The list stacks up as follows:


Tier 1


Aaron Rodgers

Patrick Mahomes

Tom Brady

Josh Allen

Justin Herbert

Joe Burrow


Tier 2


Matthew Stafford

Russell Wilson

Deshaun Watson

Lamar Jackson

Dak Prescott

Derek Carr

Kyler Murray

Matt Ryan 


Tier 3


Kirk Cousins

Jimmy Garoppolo

Ryan Tannehill

Mac Jones

Baker Mayfield

Jalen Hurts

Carson Wentz

Jared Goff

Trevor Lawrence

Jameis Winston


Tier 4


Justin Fields

Tua Tagovailoa

Davis Mills

Zach Wilson

Trey Lance

Daniel Jones

Marcus Mariota

Sam Darnold

Mitch Trubisky

Drew Lock


Zach Wilson found his way into Tier 4, which Sando classifies as quarterbacks that are “unproven players (not enough information for voters to classify) or a veteran who would ideally not start all 17 games.” Wilson, who only played 13 games last season, falls into the former. 

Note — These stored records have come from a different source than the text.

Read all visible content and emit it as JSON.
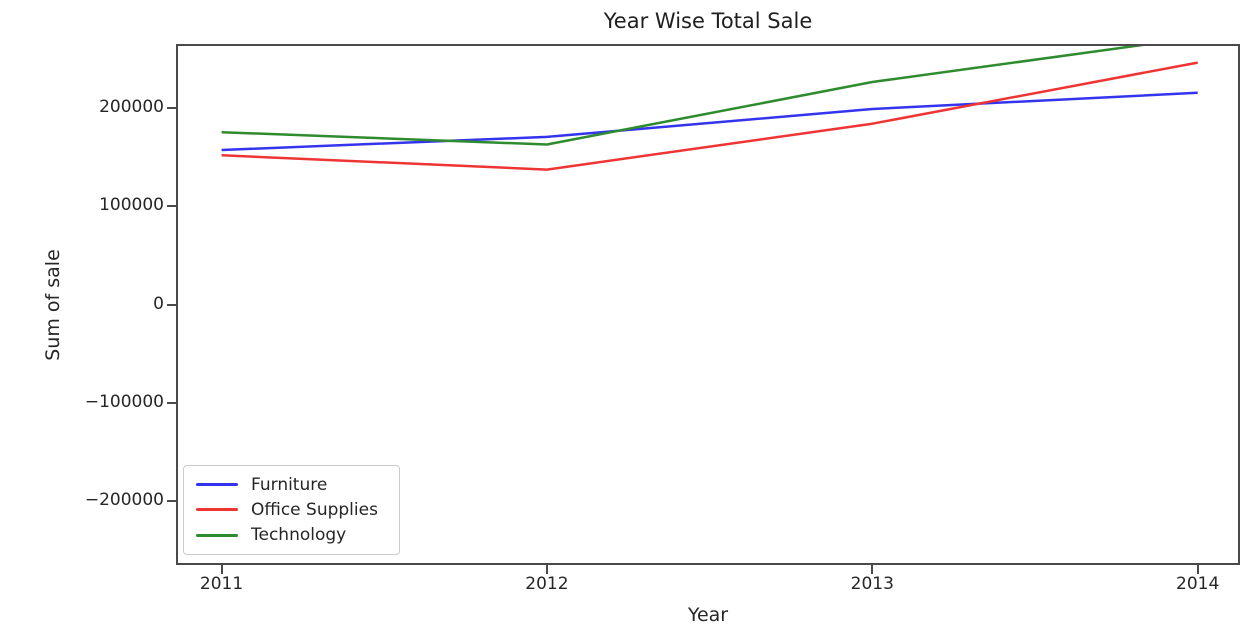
{
  "chart_data": {
    "type": "line",
    "title": "Year Wise Total Sale",
    "xlabel": "Year",
    "ylabel": "Sum of sale",
    "x": [
      2011,
      2012,
      2013,
      2014
    ],
    "xlim": [
      2010.86,
      2014.13
    ],
    "ylim": [
      -265000,
      265000
    ],
    "grid": false,
    "x_ticks": [
      {
        "value": 2011,
        "label": "2011"
      },
      {
        "value": 2012,
        "label": "2012"
      },
      {
        "value": 2013,
        "label": "2013"
      },
      {
        "value": 2014,
        "label": "2014"
      }
    ],
    "y_ticks": [
      {
        "value": 200000,
        "label": "200000"
      },
      {
        "value": 100000,
        "label": "100000"
      },
      {
        "value": 0,
        "label": "0"
      },
      {
        "value": -100000,
        "label": "−100000"
      },
      {
        "value": -200000,
        "label": "−200000"
      }
    ],
    "series": [
      {
        "name": "Furniture",
        "color": "#3434ef",
        "values": [
          157193,
          170518,
          198901,
          215387
        ]
      },
      {
        "name": "Office Supplies",
        "color": "#ef3434",
        "values": [
          151776,
          137233,
          183940,
          246097
        ]
      },
      {
        "name": "Technology",
        "color": "#2e8b2e",
        "values": [
          175278,
          162781,
          226364,
          271731
        ]
      }
    ],
    "legend": {
      "position": "lower left",
      "entries": [
        "Furniture",
        "Office Supplies",
        "Technology"
      ]
    },
    "colors": {
      "background": "#ffffff",
      "spine": "#4a4a4a",
      "text": "#262626",
      "legend_border": "#cccccc"
    }
  }
}
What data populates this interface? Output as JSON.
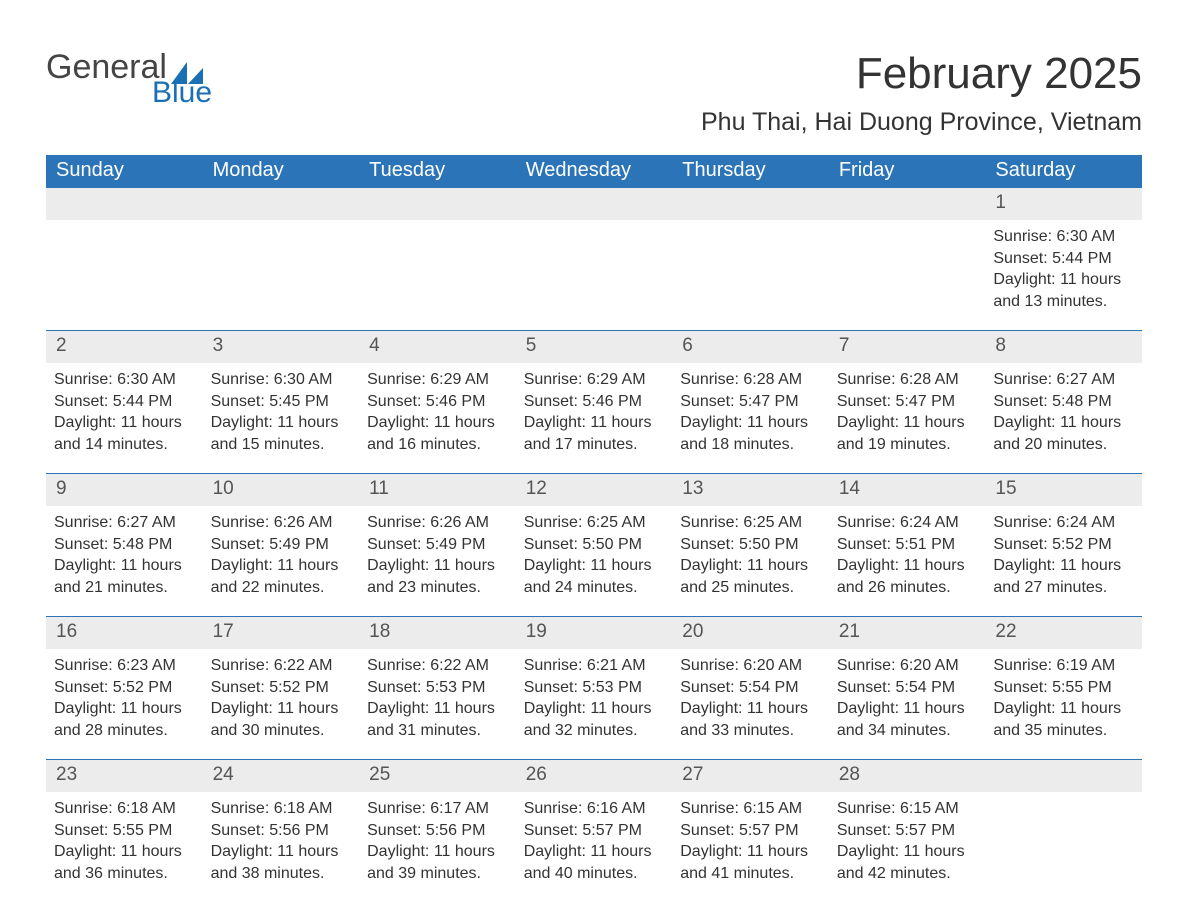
{
  "brand": {
    "word1": "General",
    "word2": "Blue",
    "accent_color": "#1b6fb5"
  },
  "title": "February 2025",
  "location": "Phu Thai, Hai Duong Province, Vietnam",
  "theme": {
    "header_bg": "#2b74b8",
    "header_fg": "#ffffff",
    "daynum_bg": "#ececec",
    "text_color": "#333333",
    "rule_color": "#2b74b8",
    "page_bg": "#ffffff"
  },
  "day_headers": [
    "Sunday",
    "Monday",
    "Tuesday",
    "Wednesday",
    "Thursday",
    "Friday",
    "Saturday"
  ],
  "weeks": [
    {
      "nums": [
        "",
        "",
        "",
        "",
        "",
        "",
        "1"
      ],
      "cells": [
        null,
        null,
        null,
        null,
        null,
        null,
        {
          "sunrise": "Sunrise: 6:30 AM",
          "sunset": "Sunset: 5:44 PM",
          "daylight": "Daylight: 11 hours and 13 minutes."
        }
      ]
    },
    {
      "nums": [
        "2",
        "3",
        "4",
        "5",
        "6",
        "7",
        "8"
      ],
      "cells": [
        {
          "sunrise": "Sunrise: 6:30 AM",
          "sunset": "Sunset: 5:44 PM",
          "daylight": "Daylight: 11 hours and 14 minutes."
        },
        {
          "sunrise": "Sunrise: 6:30 AM",
          "sunset": "Sunset: 5:45 PM",
          "daylight": "Daylight: 11 hours and 15 minutes."
        },
        {
          "sunrise": "Sunrise: 6:29 AM",
          "sunset": "Sunset: 5:46 PM",
          "daylight": "Daylight: 11 hours and 16 minutes."
        },
        {
          "sunrise": "Sunrise: 6:29 AM",
          "sunset": "Sunset: 5:46 PM",
          "daylight": "Daylight: 11 hours and 17 minutes."
        },
        {
          "sunrise": "Sunrise: 6:28 AM",
          "sunset": "Sunset: 5:47 PM",
          "daylight": "Daylight: 11 hours and 18 minutes."
        },
        {
          "sunrise": "Sunrise: 6:28 AM",
          "sunset": "Sunset: 5:47 PM",
          "daylight": "Daylight: 11 hours and 19 minutes."
        },
        {
          "sunrise": "Sunrise: 6:27 AM",
          "sunset": "Sunset: 5:48 PM",
          "daylight": "Daylight: 11 hours and 20 minutes."
        }
      ]
    },
    {
      "nums": [
        "9",
        "10",
        "11",
        "12",
        "13",
        "14",
        "15"
      ],
      "cells": [
        {
          "sunrise": "Sunrise: 6:27 AM",
          "sunset": "Sunset: 5:48 PM",
          "daylight": "Daylight: 11 hours and 21 minutes."
        },
        {
          "sunrise": "Sunrise: 6:26 AM",
          "sunset": "Sunset: 5:49 PM",
          "daylight": "Daylight: 11 hours and 22 minutes."
        },
        {
          "sunrise": "Sunrise: 6:26 AM",
          "sunset": "Sunset: 5:49 PM",
          "daylight": "Daylight: 11 hours and 23 minutes."
        },
        {
          "sunrise": "Sunrise: 6:25 AM",
          "sunset": "Sunset: 5:50 PM",
          "daylight": "Daylight: 11 hours and 24 minutes."
        },
        {
          "sunrise": "Sunrise: 6:25 AM",
          "sunset": "Sunset: 5:50 PM",
          "daylight": "Daylight: 11 hours and 25 minutes."
        },
        {
          "sunrise": "Sunrise: 6:24 AM",
          "sunset": "Sunset: 5:51 PM",
          "daylight": "Daylight: 11 hours and 26 minutes."
        },
        {
          "sunrise": "Sunrise: 6:24 AM",
          "sunset": "Sunset: 5:52 PM",
          "daylight": "Daylight: 11 hours and 27 minutes."
        }
      ]
    },
    {
      "nums": [
        "16",
        "17",
        "18",
        "19",
        "20",
        "21",
        "22"
      ],
      "cells": [
        {
          "sunrise": "Sunrise: 6:23 AM",
          "sunset": "Sunset: 5:52 PM",
          "daylight": "Daylight: 11 hours and 28 minutes."
        },
        {
          "sunrise": "Sunrise: 6:22 AM",
          "sunset": "Sunset: 5:52 PM",
          "daylight": "Daylight: 11 hours and 30 minutes."
        },
        {
          "sunrise": "Sunrise: 6:22 AM",
          "sunset": "Sunset: 5:53 PM",
          "daylight": "Daylight: 11 hours and 31 minutes."
        },
        {
          "sunrise": "Sunrise: 6:21 AM",
          "sunset": "Sunset: 5:53 PM",
          "daylight": "Daylight: 11 hours and 32 minutes."
        },
        {
          "sunrise": "Sunrise: 6:20 AM",
          "sunset": "Sunset: 5:54 PM",
          "daylight": "Daylight: 11 hours and 33 minutes."
        },
        {
          "sunrise": "Sunrise: 6:20 AM",
          "sunset": "Sunset: 5:54 PM",
          "daylight": "Daylight: 11 hours and 34 minutes."
        },
        {
          "sunrise": "Sunrise: 6:19 AM",
          "sunset": "Sunset: 5:55 PM",
          "daylight": "Daylight: 11 hours and 35 minutes."
        }
      ]
    },
    {
      "nums": [
        "23",
        "24",
        "25",
        "26",
        "27",
        "28",
        ""
      ],
      "cells": [
        {
          "sunrise": "Sunrise: 6:18 AM",
          "sunset": "Sunset: 5:55 PM",
          "daylight": "Daylight: 11 hours and 36 minutes."
        },
        {
          "sunrise": "Sunrise: 6:18 AM",
          "sunset": "Sunset: 5:56 PM",
          "daylight": "Daylight: 11 hours and 38 minutes."
        },
        {
          "sunrise": "Sunrise: 6:17 AM",
          "sunset": "Sunset: 5:56 PM",
          "daylight": "Daylight: 11 hours and 39 minutes."
        },
        {
          "sunrise": "Sunrise: 6:16 AM",
          "sunset": "Sunset: 5:57 PM",
          "daylight": "Daylight: 11 hours and 40 minutes."
        },
        {
          "sunrise": "Sunrise: 6:15 AM",
          "sunset": "Sunset: 5:57 PM",
          "daylight": "Daylight: 11 hours and 41 minutes."
        },
        {
          "sunrise": "Sunrise: 6:15 AM",
          "sunset": "Sunset: 5:57 PM",
          "daylight": "Daylight: 11 hours and 42 minutes."
        },
        null
      ]
    }
  ]
}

The goal for the Jets’ staff is for Zach Wilson to crack into Tier 3 by the end of the year, not just in terms of being a top 24 quarterback, but being anecdotally recognized as one. 

Tier 3 is described as a quarterback that is “a legitimate starter but needs a heavier run game and/or defensive component to win. A lower-volume dropback passing offense suits him best.” 

The description of this tier is specific and inclusive enough to encompass some of the most discussed and debated quarterbacks in the NFL. Baker Mayfield heavily benefited from having a play-action pass-first offense in Cleveland. Kirk Cousins has had many of his flaws and limitations covered up by a run game centered around Dalvin Cook. Mac Jones walks into every game with less anxiety knowing he has Bill Bellichick’s defensive scheme to lean on. Jimmy Garappolo has benefitted from all three under Kyle Shanahan. 

For Zach Wilson to work for the Jets and get to Tier 3, two things need to happen. 

First, his rawness and recklessness need to be cut down. Not eliminated – remember, Matt Stafford led the NFL in interceptions this year. Just enough to wear it won’t actively lose the Jets games. 

Second, Wilson needs some sort of combination of those three factors – fewer dropbacks, a reliable run game for him to lean on, and a defense to steer him away from winning via shootout. 

All three seem to be heading in the right direction.

With an improved offensive line, Mike LaFleur will look to roll out Zach Wilson more and overwhelm certain sides of the field to create easier targets. 

Spending a second-round pick on Breece Hall to go along with Michael Carter demonstrates a commitment to running the ball, manipulating the clock, and taking the pressure off of Zach Wilson.

Now in the second year of Robert Saleh’s defensive scheme, the experienced veterans – new to the team or not – will be able to better understand the system and communicate it to exciting new pieces like Sauce Gardner and Jermaine Johnson. 

Any combination or all of these three things coming into place can elevate Zach Wilson into similar territory as the other Tier 3 quarterbacks, even if he doesn’t 100% polish up on the recklessness. Going from starting because the Jets are committed to developing a project like Tua Tagovailoa to being a legitimate starter in the same way that Jared Goff and Ryan Tannehill are is the perfect goal for Wilson.